SINGAPORE — The private residential market stayed in the doldrums last month, with resale non-landed home prices remaining flat as transaction volumes fell, largely due to the continuing stand-off between buyers and sellers as well as the seasonally quiet Chinese New Year holiday period.

SINGAPORE — The private residential market stayed in the doldrums last month, with resale non-landed home prices remaining flat as transaction volumes fell, largely due to the continuing stand-off between buyers and sellers as well as the seasonally quiet Chinese New Year holiday period.

February was the second consecutive month of unchanged private-home resale prices after the 0.2 per cent month-on-month decline in January was revised upwards to flat, a flash report by SRX Property showed yesterday.

On a year-on-year basis, last month’s prices were 3.2 per cent lower than in February last year.

The report showed that price movements were mixed across the island, with those in the Rest of Central Region (RCR), or the city fringes, declining 0.8 per cent, while the other two areas — Core Central Region (CCR), or the city centre, and Outside Central Region (OCR), or the suburbs — saw prices climbing 1.5 per cent and 2 per cent, respectively.

This was a reversal of the price movements in January, which saw RCR homes enjoying gains while those in the CCR and OCR registered declines.

Despite overall prices remaining unchanged in the past two months after two months of declines, analysts told TODAY there was little evidence to show that the market had bottomed out.

“I think this is more a case of a stalemate than the market bottoming.

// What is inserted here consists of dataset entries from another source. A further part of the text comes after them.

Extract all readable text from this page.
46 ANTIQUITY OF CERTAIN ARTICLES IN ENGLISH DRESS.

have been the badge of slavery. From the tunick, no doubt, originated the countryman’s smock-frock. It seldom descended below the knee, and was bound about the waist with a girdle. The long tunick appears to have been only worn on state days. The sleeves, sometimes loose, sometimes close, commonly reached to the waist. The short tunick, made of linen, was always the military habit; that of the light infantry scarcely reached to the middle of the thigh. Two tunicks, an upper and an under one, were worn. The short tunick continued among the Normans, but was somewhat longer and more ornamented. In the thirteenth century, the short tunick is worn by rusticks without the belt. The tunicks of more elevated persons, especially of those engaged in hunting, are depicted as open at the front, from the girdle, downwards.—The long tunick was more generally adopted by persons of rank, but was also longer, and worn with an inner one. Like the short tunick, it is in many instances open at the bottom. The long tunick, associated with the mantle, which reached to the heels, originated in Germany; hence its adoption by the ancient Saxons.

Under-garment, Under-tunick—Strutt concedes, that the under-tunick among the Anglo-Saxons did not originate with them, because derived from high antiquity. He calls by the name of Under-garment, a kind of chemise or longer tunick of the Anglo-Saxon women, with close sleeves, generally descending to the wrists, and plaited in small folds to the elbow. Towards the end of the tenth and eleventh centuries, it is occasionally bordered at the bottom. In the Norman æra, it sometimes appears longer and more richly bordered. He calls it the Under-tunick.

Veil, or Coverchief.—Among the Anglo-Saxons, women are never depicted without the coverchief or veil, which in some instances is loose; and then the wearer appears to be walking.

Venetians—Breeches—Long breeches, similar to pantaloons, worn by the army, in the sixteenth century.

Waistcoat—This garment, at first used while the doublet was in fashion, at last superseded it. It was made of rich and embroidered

We probably won’t reach the bottom unless expectations for prices to fall further are done and dusted. But with such expectations still lingering, there will still be downward pressure on the market,” said Mr Alan Cheong, senior director of research and consultancy at property agency Savills.

Mr Chris Koh, director of property firm Chris International, said the latest data may not paint a complete picture of the market as transactions occurred during the seasonally slower period, evident by the fall in transaction volume.

SRX estimated 321 previously-owned non-landed private homes changed hands last month, 6.7 per cent lower than the 344 units resold in January. On a year-on-year basis, however, this was 36.6 per cent higher than the 235 transactions in February last year.

“Activity is usually slower in January and February because of the school opening and Chinese New Year celebrations, so the figures may not show the entire picture. The price increases in CCR and OCR are also not likely to indicate a recovery. They could just be due to the type of transactions — maybe there were more higher-value homes sold that month,” Mr Koh said.

“What the figures show is that prices are holding and sellers are not hard-pressed to sell because we are not in an economic recession … We need to look at the figures from March onwards to get a better reading of the market,” he added.

TODAY earlier reported that many private-home owners have set asking prices above the properties’ valuations, refusing to budge despite the weakening housing market, while potential buyers are hunting for bargains.

Buying sentiment will continue to be affected by the property cooling measures as well as loan curbs in the coming months, but buyers could gradually return to the market as homes become more affordable, analysts said.

Mr Cheong said: “The stalemate will continue and it is anybody’s guess when that will end.

“But the market has been going down since the implementation of the Total Debt Servicing Ratio in June 2013 — that’s two years of price declines. For people on the sidelines, that’s two salary increments and two bonus payouts. Many of them can afford to buy and maybe this year, we will see them give up waiting and enter the market.”